A Kind of Spark ISBN: 9781913311056
Published by Knights Of Media, 2020
Addie and her older sister, Keedie, are both autistic, but with the higher form that is often called Asperger's. Keedie is a twin, but Nina is very different. She does make-up and clothes styling in an online blog, while Keedie is at University. Addie is still in top class in her primary school and suffering from serious bullying from a girl in her class and from her teacher, but luckily there is a kind librarian who finds her books about her special interest in sharks. Addie and Keedie are best friends as well as sisters, partly because they understand each others problems, and Addie feels she can tell her sister anything. Nina is a very different kettle of fish, and while she loves both girls, she finds living with them difficult. The parents are supportive and loving but are more shadowy. The strength of this novel, told by Addie, is that we learn to understand why people with autism think and act the way they do, both from Addie's inner thoughts and from her conversations with Keedie. When Addie begins to learn about witches in their village near Edinburgh during a school project, it becomes her new favourite subject, and she learns all she can about local witches who were executed during a witchcraft hunt.

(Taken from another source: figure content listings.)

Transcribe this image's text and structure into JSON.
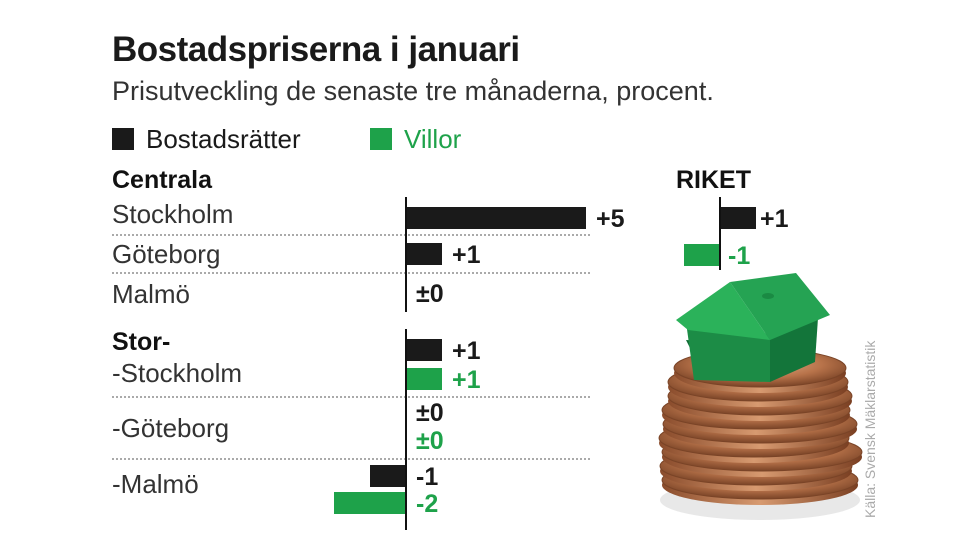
{
  "title": "Bostadspriserna i januari",
  "subtitle": "Prisutveckling de senaste tre månaderna, procent.",
  "legend": [
    {
      "label": "Bostadsrätter",
      "color": "#1a1a1a"
    },
    {
      "label": "Villor",
      "color": "#1ea24a"
    }
  ],
  "source": "Källa: Svensk Mäklarstatistik",
  "chart_data": {
    "type": "bar",
    "orientation": "horizontal",
    "unit": "percent",
    "title": "Bostadspriserna i januari",
    "subtitle": "Prisutveckling de senaste tre månaderna, procent.",
    "colors": {
      "Bostadsrätter": "#1a1a1a",
      "Villor": "#1ea24a"
    },
    "groups": [
      {
        "heading": "Centrala",
        "rows": [
          {
            "label": "Stockholm",
            "bars": [
              {
                "series": "Bostadsrätter",
                "value": 5,
                "label": "+5"
              }
            ]
          },
          {
            "label": "Göteborg",
            "bars": [
              {
                "series": "Bostadsrätter",
                "value": 1,
                "label": "+1"
              }
            ]
          },
          {
            "label": "Malmö",
            "bars": [
              {
                "series": "Bostadsrätter",
                "value": 0,
                "label": "±0"
              }
            ]
          }
        ]
      },
      {
        "heading": "Stor-",
        "rows": [
          {
            "label": "-Stockholm",
            "bars": [
              {
                "series": "Bostadsrätter",
                "value": 1,
                "label": "+1"
              },
              {
                "series": "Villor",
                "value": 1,
                "label": "+1"
              }
            ]
          },
          {
            "label": "-Göteborg",
            "bars": [
              {
                "series": "Bostadsrätter",
                "value": 0,
                "label": "±0"
              },
              {
                "series": "Villor",
                "value": 0,
                "label": "±0"
              }
            ]
          },
          {
            "label": "-Malmö",
            "bars": [
              {
                "series": "Bostadsrätter",
                "value": -1,
                "label": "-1"
              },
              {
                "series": "Villor",
                "value": -2,
                "label": "-2"
              }
            ]
          }
        ]
      }
    ],
    "riket": {
      "heading": "RIKET",
      "bars": [
        {
          "series": "Bostadsrätter",
          "value": 1,
          "label": "+1"
        },
        {
          "series": "Villor",
          "value": -1,
          "label": "-1"
        }
      ]
    }
  }
}
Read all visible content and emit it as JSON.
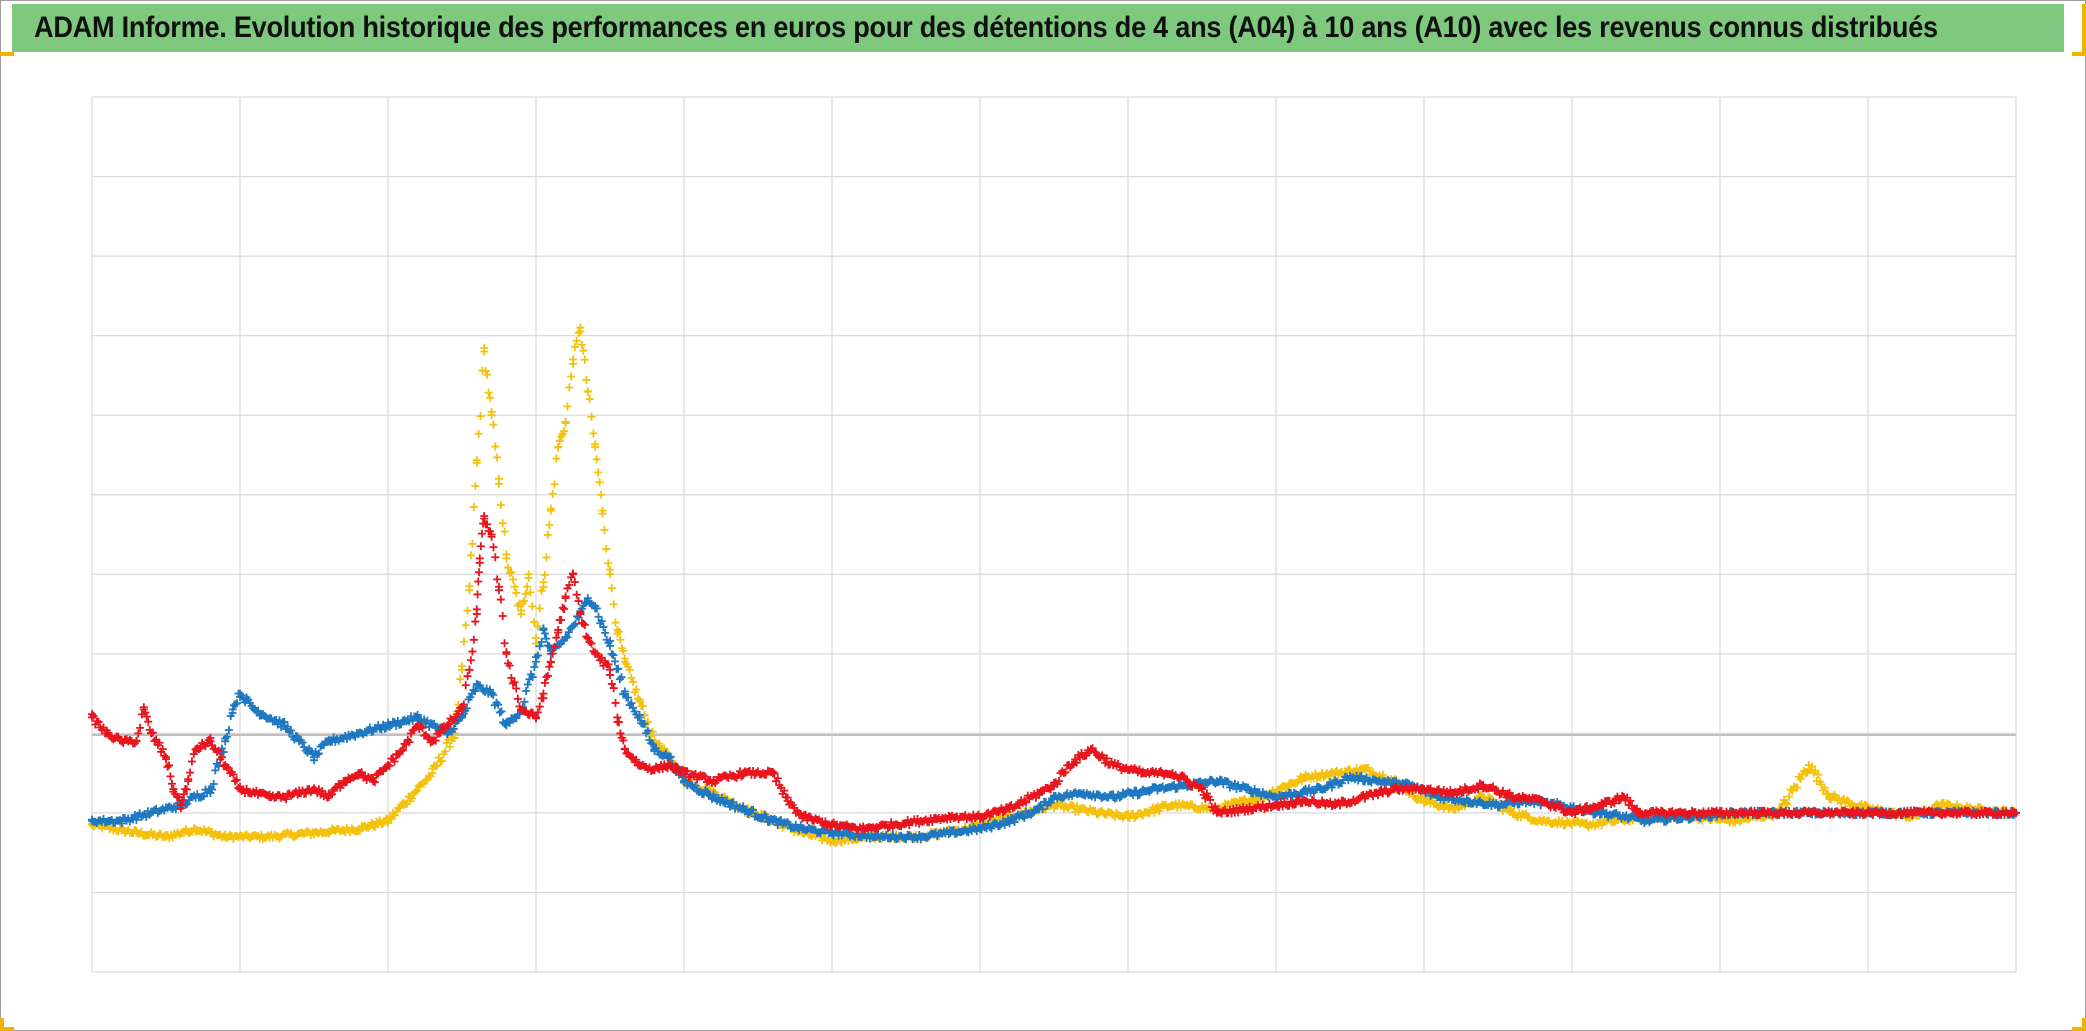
{
  "title": "ADAM Informe. Evolution historique des performances en euros pour des détentions de 4 ans (A04) à 10 ans (A10) avec les revenus connus distribués",
  "colors": {
    "title_background": "#7fc97f",
    "corner_marks": "#f0b400",
    "grid": "#d9d9d9",
    "baseline": "#bfbfbf"
  },
  "chart_data": {
    "type": "scatter",
    "title": "ADAM Informe. Evolution historique des performances en euros pour des détentions de 4 ans (A04) à 10 ans (A10) avec les revenus connus distribués",
    "marker": "plus",
    "grid": true,
    "xlim": [
      0,
      13
    ],
    "ylim": [
      -2,
      9
    ],
    "x_gridlines": 13,
    "y_gridlines": 11,
    "series": [
      {
        "color": "#f4c20d",
        "points": [
          [
            0,
            -0.15
          ],
          [
            0.3,
            -0.25
          ],
          [
            0.5,
            -0.3
          ],
          [
            0.7,
            -0.2
          ],
          [
            0.9,
            -0.3
          ],
          [
            1.2,
            -0.3
          ],
          [
            1.5,
            -0.25
          ],
          [
            1.8,
            -0.2
          ],
          [
            2.0,
            -0.1
          ],
          [
            2.15,
            0.2
          ],
          [
            2.3,
            0.5
          ],
          [
            2.45,
            1.0
          ],
          [
            2.5,
            1.8
          ],
          [
            2.55,
            2.8
          ],
          [
            2.6,
            4.4
          ],
          [
            2.65,
            5.8
          ],
          [
            2.7,
            5.0
          ],
          [
            2.75,
            4.2
          ],
          [
            2.8,
            3.2
          ],
          [
            2.9,
            2.5
          ],
          [
            2.95,
            3.0
          ],
          [
            3.0,
            2.2
          ],
          [
            3.05,
            2.9
          ],
          [
            3.1,
            3.8
          ],
          [
            3.15,
            4.6
          ],
          [
            3.2,
            4.9
          ],
          [
            3.25,
            5.7
          ],
          [
            3.3,
            6.1
          ],
          [
            3.35,
            5.3
          ],
          [
            3.4,
            4.6
          ],
          [
            3.45,
            3.8
          ],
          [
            3.5,
            3.0
          ],
          [
            3.55,
            2.3
          ],
          [
            3.6,
            1.9
          ],
          [
            3.7,
            1.4
          ],
          [
            3.8,
            0.9
          ],
          [
            3.9,
            0.7
          ],
          [
            4.0,
            0.4
          ],
          [
            4.2,
            0.25
          ],
          [
            4.4,
            0.05
          ],
          [
            4.6,
            -0.1
          ],
          [
            4.8,
            -0.25
          ],
          [
            5.0,
            -0.35
          ],
          [
            5.3,
            -0.3
          ],
          [
            5.6,
            -0.3
          ],
          [
            5.9,
            -0.2
          ],
          [
            6.1,
            -0.1
          ],
          [
            6.3,
            0.0
          ],
          [
            6.5,
            0.1
          ],
          [
            6.8,
            0.0
          ],
          [
            7.0,
            -0.05
          ],
          [
            7.3,
            0.1
          ],
          [
            7.6,
            0.05
          ],
          [
            7.9,
            0.2
          ],
          [
            8.2,
            0.45
          ],
          [
            8.4,
            0.5
          ],
          [
            8.6,
            0.55
          ],
          [
            8.8,
            0.4
          ],
          [
            9.0,
            0.15
          ],
          [
            9.2,
            0.05
          ],
          [
            9.4,
            0.2
          ],
          [
            9.6,
            0.0
          ],
          [
            9.8,
            -0.1
          ],
          [
            10.1,
            -0.15
          ],
          [
            10.5,
            -0.05
          ],
          [
            10.8,
            -0.05
          ],
          [
            11.1,
            -0.1
          ],
          [
            11.4,
            0.0
          ],
          [
            11.6,
            0.6
          ],
          [
            11.75,
            0.2
          ],
          [
            12.0,
            0.05
          ],
          [
            12.3,
            -0.05
          ],
          [
            12.5,
            0.1
          ],
          [
            12.7,
            0.05
          ],
          [
            13.0,
            0.0
          ]
        ]
      },
      {
        "color": "#1f78c1",
        "points": [
          [
            0,
            -0.1
          ],
          [
            0.2,
            -0.1
          ],
          [
            0.4,
            0.0
          ],
          [
            0.6,
            0.1
          ],
          [
            0.8,
            0.3
          ],
          [
            0.9,
            0.9
          ],
          [
            0.95,
            1.3
          ],
          [
            1.0,
            1.5
          ],
          [
            1.1,
            1.3
          ],
          [
            1.3,
            1.1
          ],
          [
            1.4,
            0.9
          ],
          [
            1.5,
            0.7
          ],
          [
            1.6,
            0.9
          ],
          [
            1.8,
            1.0
          ],
          [
            2.0,
            1.1
          ],
          [
            2.2,
            1.2
          ],
          [
            2.4,
            1.0
          ],
          [
            2.5,
            1.2
          ],
          [
            2.6,
            1.6
          ],
          [
            2.7,
            1.5
          ],
          [
            2.8,
            1.1
          ],
          [
            2.9,
            1.3
          ],
          [
            3.0,
            1.9
          ],
          [
            3.05,
            2.3
          ],
          [
            3.1,
            2.0
          ],
          [
            3.2,
            2.2
          ],
          [
            3.3,
            2.5
          ],
          [
            3.35,
            2.7
          ],
          [
            3.4,
            2.6
          ],
          [
            3.5,
            2.1
          ],
          [
            3.6,
            1.5
          ],
          [
            3.7,
            1.2
          ],
          [
            3.8,
            0.8
          ],
          [
            3.9,
            0.7
          ],
          [
            4.0,
            0.4
          ],
          [
            4.2,
            0.2
          ],
          [
            4.4,
            0.05
          ],
          [
            4.6,
            -0.1
          ],
          [
            4.8,
            -0.2
          ],
          [
            5.0,
            -0.25
          ],
          [
            5.3,
            -0.3
          ],
          [
            5.6,
            -0.3
          ],
          [
            5.8,
            -0.25
          ],
          [
            6.0,
            -0.2
          ],
          [
            6.2,
            -0.1
          ],
          [
            6.4,
            0.05
          ],
          [
            6.5,
            0.2
          ],
          [
            6.7,
            0.25
          ],
          [
            6.9,
            0.2
          ],
          [
            7.2,
            0.3
          ],
          [
            7.4,
            0.35
          ],
          [
            7.6,
            0.4
          ],
          [
            7.8,
            0.3
          ],
          [
            8.0,
            0.2
          ],
          [
            8.3,
            0.3
          ],
          [
            8.5,
            0.45
          ],
          [
            8.7,
            0.4
          ],
          [
            8.9,
            0.35
          ],
          [
            9.1,
            0.2
          ],
          [
            9.3,
            0.15
          ],
          [
            9.5,
            0.1
          ],
          [
            9.7,
            0.15
          ],
          [
            9.9,
            0.1
          ],
          [
            10.2,
            0.0
          ],
          [
            10.5,
            -0.1
          ],
          [
            10.8,
            -0.05
          ],
          [
            11.1,
            0.0
          ],
          [
            11.4,
            0.0
          ],
          [
            11.7,
            0.0
          ],
          [
            12.0,
            0.0
          ],
          [
            12.3,
            0.0
          ],
          [
            12.6,
            0.0
          ],
          [
            13.0,
            0.0
          ]
        ]
      },
      {
        "color": "#e8141e",
        "points": [
          [
            0,
            1.2
          ],
          [
            0.1,
            1.0
          ],
          [
            0.2,
            0.9
          ],
          [
            0.3,
            0.9
          ],
          [
            0.35,
            1.3
          ],
          [
            0.4,
            1.0
          ],
          [
            0.5,
            0.7
          ],
          [
            0.55,
            0.3
          ],
          [
            0.6,
            0.1
          ],
          [
            0.65,
            0.4
          ],
          [
            0.7,
            0.8
          ],
          [
            0.8,
            0.9
          ],
          [
            0.9,
            0.6
          ],
          [
            1.0,
            0.3
          ],
          [
            1.1,
            0.25
          ],
          [
            1.2,
            0.2
          ],
          [
            1.3,
            0.2
          ],
          [
            1.4,
            0.25
          ],
          [
            1.5,
            0.3
          ],
          [
            1.6,
            0.2
          ],
          [
            1.7,
            0.4
          ],
          [
            1.8,
            0.5
          ],
          [
            1.9,
            0.4
          ],
          [
            2.0,
            0.6
          ],
          [
            2.1,
            0.8
          ],
          [
            2.2,
            1.1
          ],
          [
            2.3,
            0.9
          ],
          [
            2.4,
            1.1
          ],
          [
            2.5,
            1.3
          ],
          [
            2.55,
            1.8
          ],
          [
            2.6,
            2.5
          ],
          [
            2.62,
            3.2
          ],
          [
            2.65,
            3.7
          ],
          [
            2.7,
            3.5
          ],
          [
            2.75,
            2.8
          ],
          [
            2.8,
            2.0
          ],
          [
            2.9,
            1.3
          ],
          [
            3.0,
            1.2
          ],
          [
            3.05,
            1.5
          ],
          [
            3.1,
            1.9
          ],
          [
            3.15,
            2.3
          ],
          [
            3.2,
            2.7
          ],
          [
            3.25,
            3.0
          ],
          [
            3.3,
            2.5
          ],
          [
            3.35,
            2.2
          ],
          [
            3.4,
            2.0
          ],
          [
            3.5,
            1.8
          ],
          [
            3.55,
            1.2
          ],
          [
            3.6,
            0.8
          ],
          [
            3.7,
            0.6
          ],
          [
            3.8,
            0.55
          ],
          [
            3.9,
            0.6
          ],
          [
            4.0,
            0.5
          ],
          [
            4.2,
            0.4
          ],
          [
            4.4,
            0.5
          ],
          [
            4.6,
            0.5
          ],
          [
            4.7,
            0.15
          ],
          [
            4.8,
            -0.05
          ],
          [
            5.0,
            -0.15
          ],
          [
            5.2,
            -0.2
          ],
          [
            5.4,
            -0.15
          ],
          [
            5.6,
            -0.1
          ],
          [
            5.8,
            -0.05
          ],
          [
            6.0,
            -0.05
          ],
          [
            6.2,
            0.05
          ],
          [
            6.4,
            0.25
          ],
          [
            6.5,
            0.35
          ],
          [
            6.6,
            0.6
          ],
          [
            6.75,
            0.8
          ],
          [
            6.9,
            0.6
          ],
          [
            7.1,
            0.5
          ],
          [
            7.3,
            0.5
          ],
          [
            7.5,
            0.3
          ],
          [
            7.6,
            0.0
          ],
          [
            7.8,
            0.05
          ],
          [
            8.0,
            0.1
          ],
          [
            8.2,
            0.15
          ],
          [
            8.4,
            0.1
          ],
          [
            8.6,
            0.2
          ],
          [
            8.8,
            0.3
          ],
          [
            9.0,
            0.3
          ],
          [
            9.2,
            0.25
          ],
          [
            9.4,
            0.35
          ],
          [
            9.6,
            0.2
          ],
          [
            9.8,
            0.15
          ],
          [
            10.0,
            0.0
          ],
          [
            10.2,
            0.1
          ],
          [
            10.35,
            0.2
          ],
          [
            10.45,
            0.0
          ],
          [
            10.7,
            0.0
          ],
          [
            11.0,
            0.0
          ],
          [
            11.3,
            0.0
          ],
          [
            11.6,
            0.0
          ],
          [
            11.9,
            0.0
          ],
          [
            12.2,
            0.0
          ],
          [
            12.5,
            0.0
          ],
          [
            12.8,
            0.0
          ],
          [
            13.0,
            0.0
          ]
        ]
      }
    ]
  }
}
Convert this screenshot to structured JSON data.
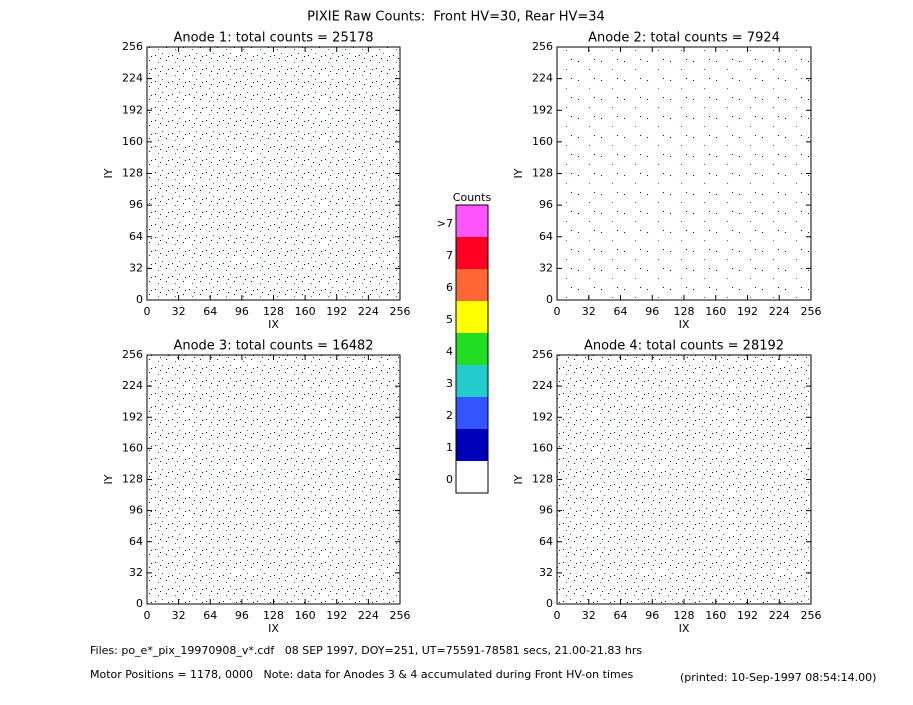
{
  "title": "PIXIE Raw Counts:  Front HV=30, Rear HV=34",
  "colorbar": {
    "title": "Counts",
    "labels": [
      "0",
      "1",
      "2",
      "3",
      "4",
      "5",
      "6",
      "7",
      ">7"
    ],
    "colors": [
      "#ffffff",
      "#0000bb",
      "#3355ff",
      "#22cccc",
      "#22dd22",
      "#ffff00",
      "#ff6633",
      "#ff0022",
      "#ff55ff"
    ]
  },
  "footer": {
    "files": "Files: po_e*_pix_19970908_v*.cdf   08 SEP 1997, DOY=251, UT=75591-78581 secs, 21.00-21.83 hrs",
    "note": "Motor Positions = 1178, 0000   Note: data for Anodes 3 & 4 accumulated during Front HV-on times",
    "printed": "(printed: 10-Sep-1997 08:54:14.00)"
  },
  "chart_data": [
    {
      "type": "heatmap",
      "title": "Anode 1: total counts = 25178",
      "xlabel": "IX",
      "ylabel": "IY",
      "xlim": [
        0,
        256
      ],
      "ylim": [
        0,
        256
      ],
      "xticks": [
        0,
        32,
        64,
        96,
        128,
        160,
        192,
        224,
        256
      ],
      "yticks": [
        0,
        32,
        64,
        96,
        128,
        160,
        192,
        224,
        256
      ]
    },
    {
      "type": "heatmap",
      "title": "Anode 2: total counts = 7924",
      "xlabel": "IX",
      "ylabel": "IY",
      "xlim": [
        0,
        256
      ],
      "ylim": [
        0,
        256
      ],
      "xticks": [
        0,
        32,
        64,
        96,
        128,
        160,
        192,
        224,
        256
      ],
      "yticks": [
        0,
        32,
        64,
        96,
        128,
        160,
        192,
        224,
        256
      ]
    },
    {
      "type": "heatmap",
      "title": "Anode 3: total counts = 16482",
      "xlabel": "IX",
      "ylabel": "IY",
      "xlim": [
        0,
        256
      ],
      "ylim": [
        0,
        256
      ],
      "xticks": [
        0,
        32,
        64,
        96,
        128,
        160,
        192,
        224,
        256
      ],
      "yticks": [
        0,
        32,
        64,
        96,
        128,
        160,
        192,
        224,
        256
      ]
    },
    {
      "type": "heatmap",
      "title": "Anode 4: total counts = 28192",
      "xlabel": "IX",
      "ylabel": "IY",
      "xlim": [
        0,
        256
      ],
      "ylim": [
        0,
        256
      ],
      "xticks": [
        0,
        32,
        64,
        96,
        128,
        160,
        192,
        224,
        256
      ],
      "yticks": [
        0,
        32,
        64,
        96,
        128,
        160,
        192,
        224,
        256
      ]
    }
  ]
}
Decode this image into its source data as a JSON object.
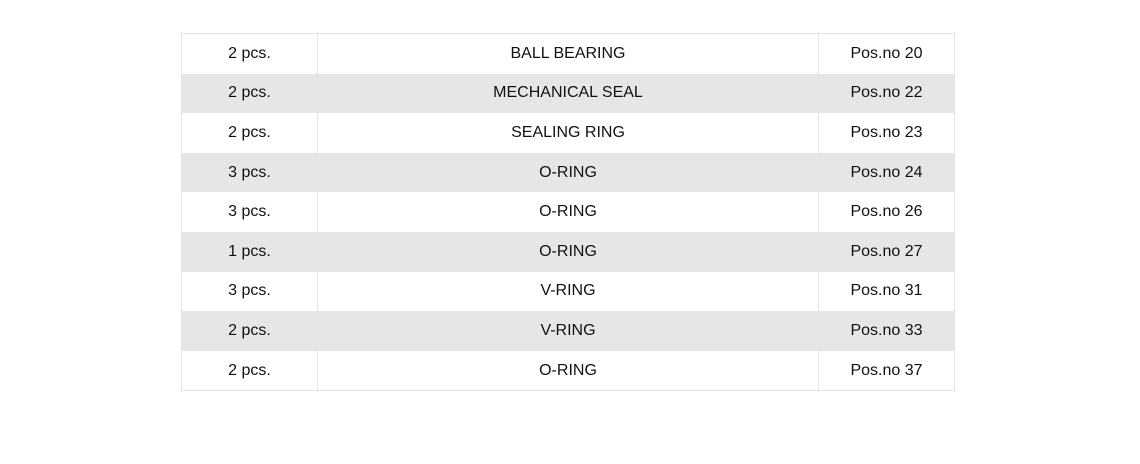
{
  "table": {
    "rows": [
      {
        "qty": "2 pcs.",
        "name": "BALL BEARING",
        "pos": "Pos.no 20"
      },
      {
        "qty": "2 pcs.",
        "name": "MECHANICAL SEAL",
        "pos": "Pos.no 22"
      },
      {
        "qty": "2 pcs.",
        "name": "SEALING RING",
        "pos": "Pos.no 23"
      },
      {
        "qty": "3 pcs.",
        "name": "O-RING",
        "pos": "Pos.no 24"
      },
      {
        "qty": "3 pcs.",
        "name": "O-RING",
        "pos": "Pos.no 26"
      },
      {
        "qty": "1 pcs.",
        "name": "O-RING",
        "pos": "Pos.no 27"
      },
      {
        "qty": "3 pcs.",
        "name": "V-RING",
        "pos": "Pos.no 31"
      },
      {
        "qty": "2 pcs.",
        "name": "V-RING",
        "pos": "Pos.no 33"
      },
      {
        "qty": "2 pcs.",
        "name": "O-RING",
        "pos": "Pos.no 37"
      }
    ]
  },
  "colors": {
    "stripe": "#e5e6e8",
    "border": "#e3e3e3"
  }
}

She begins to feel they were people who were 'different', just as she is, and in the process wants to have a village memorial to them. Her fight to reach her goal makes up a great deal of the novel. This is meaty stuff, well-written and evocative of what it must feel like to be autistic - not surprising as the author is herself autistic. And one of the themes in the book is that Addie emphasises the fact that she IS autistic, not that she has autism as though it were a disease. An excellent page-turner and a moving story.